Störungen im Kristallaufbau können dabei durch die minimalen Beschleunigungen auftreten, die von Triebwerkszündungen, der Bremswirkung der oberen Atmosphäre und den Bewegungen der Raumfahrer verursacht werden. Da man sie nicht vermeiden kann, werden sie gleich mit drei Anlagen sehr genau gemessen. SAMS erfasst kurzzeitige Beschleunigungen, OARE länger anhaltende. Beide Experimente gehören zur Standardausstattung des Shuttle. Die Microgravity Measurement Assembly (MMA) ist ein Sensorennetzwerk, das im Spacelab installiert ist und alle Beschleunigungen zuverlässig misst.

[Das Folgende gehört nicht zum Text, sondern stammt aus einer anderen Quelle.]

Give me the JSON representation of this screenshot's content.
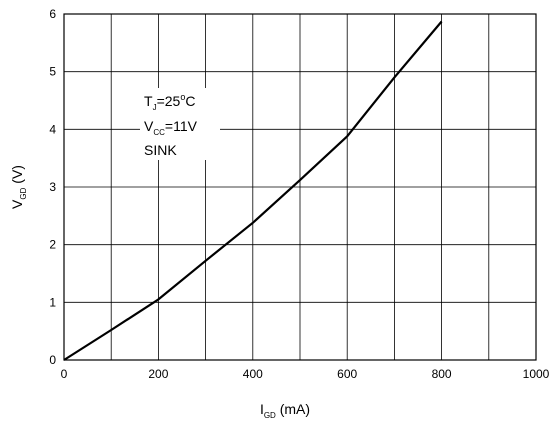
{
  "chart_data": {
    "type": "line",
    "x": [
      0,
      100,
      200,
      300,
      400,
      500,
      600,
      700,
      800
    ],
    "series": [
      {
        "values": [
          0,
          0.52,
          1.05,
          1.72,
          2.38,
          3.12,
          3.88,
          4.9,
          5.87
        ]
      }
    ],
    "xlim": [
      0,
      1000
    ],
    "ylim": [
      0,
      6
    ],
    "xticks": [
      "0",
      "200",
      "400",
      "600",
      "800",
      "1000"
    ],
    "yticks": [
      "0",
      "1",
      "2",
      "3",
      "4",
      "5",
      "6"
    ],
    "xgrid_step": 100,
    "ygrid_step": 1,
    "grid": true,
    "xlabel": {
      "main": "I",
      "sub": "GD",
      "rest": " (mA)"
    },
    "ylabel": {
      "main": "V",
      "sub": "GD",
      "rest": " (V)"
    },
    "annotation": {
      "line1": {
        "main": "T",
        "sub": "J",
        "rest": "=25",
        "sup": "o",
        "unit": "C"
      },
      "line2": {
        "main": "V",
        "sub": "CC",
        "rest": "=11V"
      },
      "line3": "SINK"
    },
    "colors": {
      "line": "#000000",
      "grid": "#000000",
      "background": "#ffffff"
    }
  }
}
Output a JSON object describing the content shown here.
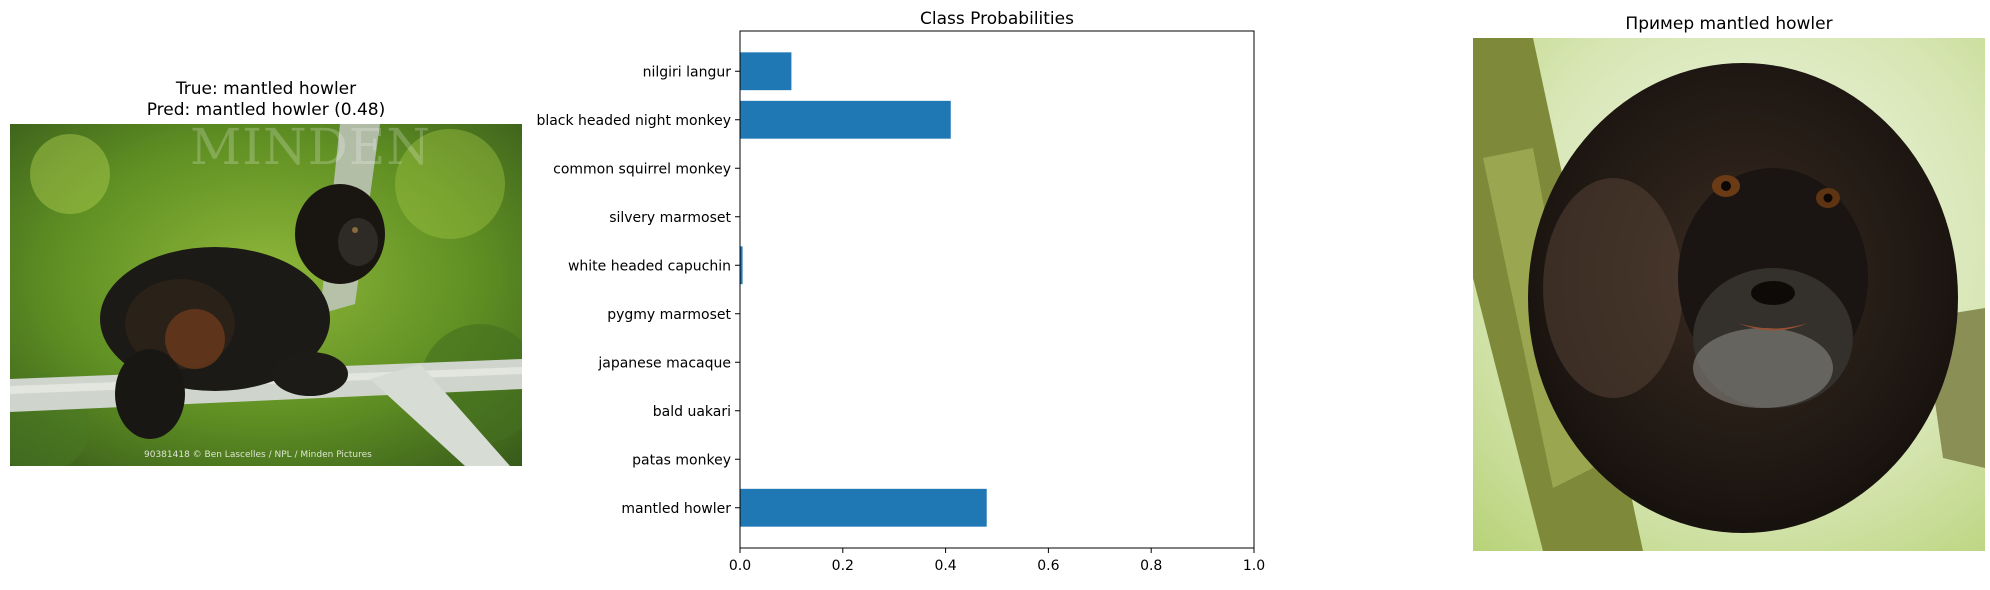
{
  "left_panel": {
    "title_line1": "True: mantled howler",
    "title_line2": "Pred: mantled howler (0.48)",
    "watermark": "MINDEN",
    "credit": "90381418 © Ben Lascelles / NPL / Minden Pictures"
  },
  "right_panel": {
    "title": "Пример mantled howler"
  },
  "chart_data": {
    "type": "bar",
    "orientation": "horizontal",
    "title": "Class Probabilities",
    "categories": [
      "mantled howler",
      "patas monkey",
      "bald uakari",
      "japanese macaque",
      "pygmy marmoset",
      "white headed capuchin",
      "silvery marmoset",
      "common squirrel monkey",
      "black headed night monkey",
      "nilgiri langur"
    ],
    "values": [
      0.48,
      0.0,
      0.0,
      0.0,
      0.0,
      0.005,
      0.0,
      0.0,
      0.41,
      0.1
    ],
    "xlim": [
      0,
      1.0
    ],
    "xticks": [
      "0.0",
      "0.2",
      "0.4",
      "0.6",
      "0.8",
      "1.0"
    ],
    "bar_color": "#1f77b4",
    "grid": false
  }
}
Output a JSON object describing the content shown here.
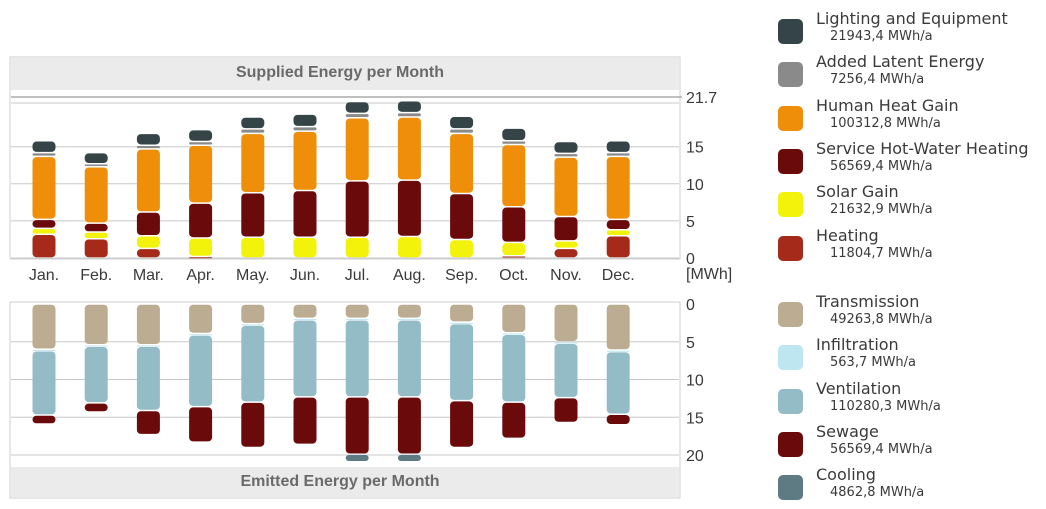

Zu den Routineexperimenten an Bord gehörten das Amateurfunksystem SAREX, die fotografische Dokumentation besonderer Ereignisse auf der Erde (z. B. Waldbrand in Arizona) und die Erprobung des neuen Wärmeregulationssystems FES. Besonders hervorgehoben wurde der Einsatz eines Videokonferenzsystems, mit dem Beratungen zwischen den Astronauten und den Wissenschaftlern auf der Erde über den Fortgang und eventuelle Änderungen der Experimente direkt erfolgen konnten. Die Columbia landete nach einem erfolgreichen Flug mit nur geringen und lösbaren technischen Problemen auf dem Gelände des Kennedy Space Center. Die geplante Flugdauer war auf Anfrage der Wissenschaftler am Boden um einen Tag verlängert worden.